As a workaround, you can drop local cache and let evolution redownload everything from scratch. You can find the local cache at
   ~/.cache/evolution/mail/<ews-account-uid>/
you can recognize the right folder by its content, the EWS account contains file named 'folder-tree'. The folders.db file contains local cache, where you can delete table of the same name as the folder in which this crashes, to avoid complete account information download, but I'm afraid it's safer to just move away whole cache (or folders.db file itself) and then start evolution.

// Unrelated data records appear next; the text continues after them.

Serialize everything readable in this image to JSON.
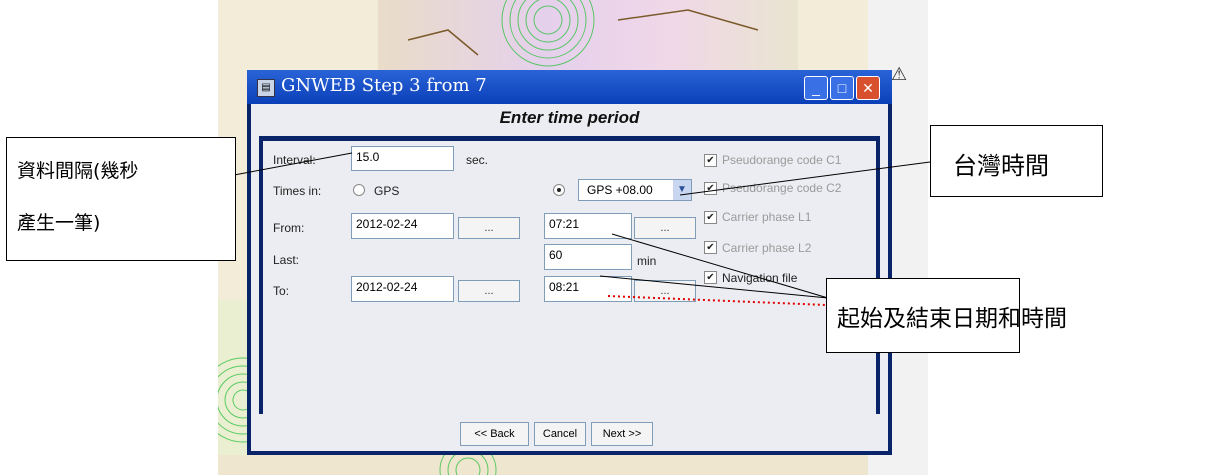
{
  "dialog": {
    "title": "GNWEB Step 3 from 7",
    "heading": "Enter time period",
    "interval_label": "Interval:",
    "interval_value": "15.0",
    "interval_unit": "sec.",
    "times_in_label": "Times in:",
    "radio_gps_label": "GPS",
    "timezone_selected": "GPS +08.00",
    "from_label": "From:",
    "from_date": "2012-02-24",
    "from_time": "07:21",
    "last_label": "Last:",
    "last_value": "60",
    "last_unit": "min",
    "to_label": "To:",
    "to_date": "2012-02-24",
    "to_time": "08:21",
    "picker_label": "...",
    "checkboxes": [
      {
        "label": "Pseudorange code C1",
        "checked": true
      },
      {
        "label": "Pseudorange code C2",
        "checked": true
      },
      {
        "label": "Carrier phase L1",
        "checked": true
      },
      {
        "label": "Carrier phase L2",
        "checked": true
      },
      {
        "label": "Navigation file",
        "checked": true
      }
    ],
    "back_label": "<< Back",
    "cancel_label": "Cancel",
    "next_label": "Next >>"
  },
  "annotations": {
    "interval_note_line1": "資料間隔(幾秒",
    "interval_note_line2": "產生一筆)",
    "timezone_note": "台灣時間",
    "datetime_note": "起始及結束日期和時間"
  },
  "icons": {
    "warning": "warning-icon"
  },
  "colors": {
    "titlebar": "#0a3fb8",
    "border": "#0a246a",
    "close": "#d9502e",
    "dotted": "#e00000"
  }
}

Created commit 34e0db4 in ews master (3.11.90+) [1]
Created commit a249b95 in ews gnome-3-10 (3.10.4+)

[1] https://git.gnome.org/browse/evolution-ews/commit/?id=34e0db4

Great, thanks for the fix!

I'll set some time for the clear/redownload, as I have quite a large account.